Please review the Hailo AI Software Suite User Guide section Suite Installation. You can download it from the Developer Zone. There is also a link to the installation guide right next to the individual software downloads in the Developer Zone.

I recommend using the Hailo AI Software Suite Docker.

When the installation is done correctly, the GPU will be used automatically by the Dataflow Compiler for tasks that can make use of a GPU.

I use this GPU myself and its a good choice.

The same guide above gives examples of supported GPUs.
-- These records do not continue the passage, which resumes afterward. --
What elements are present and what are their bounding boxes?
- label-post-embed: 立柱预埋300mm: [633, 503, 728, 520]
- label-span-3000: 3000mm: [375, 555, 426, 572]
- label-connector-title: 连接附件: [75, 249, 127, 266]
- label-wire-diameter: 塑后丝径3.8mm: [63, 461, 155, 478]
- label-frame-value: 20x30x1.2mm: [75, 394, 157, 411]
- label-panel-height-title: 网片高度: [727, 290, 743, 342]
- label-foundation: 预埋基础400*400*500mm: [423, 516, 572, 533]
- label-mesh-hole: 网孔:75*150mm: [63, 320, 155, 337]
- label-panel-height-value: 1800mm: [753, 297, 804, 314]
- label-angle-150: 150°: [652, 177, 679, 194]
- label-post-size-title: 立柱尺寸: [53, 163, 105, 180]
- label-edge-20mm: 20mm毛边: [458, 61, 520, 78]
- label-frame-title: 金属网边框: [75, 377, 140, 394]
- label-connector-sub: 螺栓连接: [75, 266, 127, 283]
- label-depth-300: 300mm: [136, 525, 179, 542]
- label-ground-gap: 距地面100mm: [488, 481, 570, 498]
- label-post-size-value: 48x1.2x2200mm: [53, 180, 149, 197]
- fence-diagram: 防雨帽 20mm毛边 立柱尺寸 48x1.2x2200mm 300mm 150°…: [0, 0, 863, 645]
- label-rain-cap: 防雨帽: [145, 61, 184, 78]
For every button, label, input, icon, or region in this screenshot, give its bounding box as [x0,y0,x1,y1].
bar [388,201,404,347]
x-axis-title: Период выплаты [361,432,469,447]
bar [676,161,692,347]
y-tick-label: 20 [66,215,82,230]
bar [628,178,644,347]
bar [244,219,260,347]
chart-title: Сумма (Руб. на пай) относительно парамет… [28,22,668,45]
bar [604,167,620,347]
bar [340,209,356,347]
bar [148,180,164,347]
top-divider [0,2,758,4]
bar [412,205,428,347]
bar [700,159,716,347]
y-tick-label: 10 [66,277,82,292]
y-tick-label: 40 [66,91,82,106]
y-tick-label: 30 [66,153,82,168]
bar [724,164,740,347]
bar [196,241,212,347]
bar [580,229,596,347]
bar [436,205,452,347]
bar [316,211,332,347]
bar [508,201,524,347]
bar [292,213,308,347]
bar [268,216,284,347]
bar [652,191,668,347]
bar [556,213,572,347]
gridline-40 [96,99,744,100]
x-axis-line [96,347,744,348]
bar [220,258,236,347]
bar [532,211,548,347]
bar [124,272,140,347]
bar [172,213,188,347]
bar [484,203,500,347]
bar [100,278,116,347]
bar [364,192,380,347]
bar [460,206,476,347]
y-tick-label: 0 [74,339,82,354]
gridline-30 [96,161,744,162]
I was able to use the gpu quring quantization but the bulk of time (8 hours) was taken during compilation, and for some reason the gpu is not being used during compiling.

is there any otehr way to spped up the compiling time? is gpu supposed to be used during this?

regards

Are you using performance mode for the compiler? This method of compilation will require significantly longer time to complete. See Hailo Dataflow Compiler User Guide - Performance Param.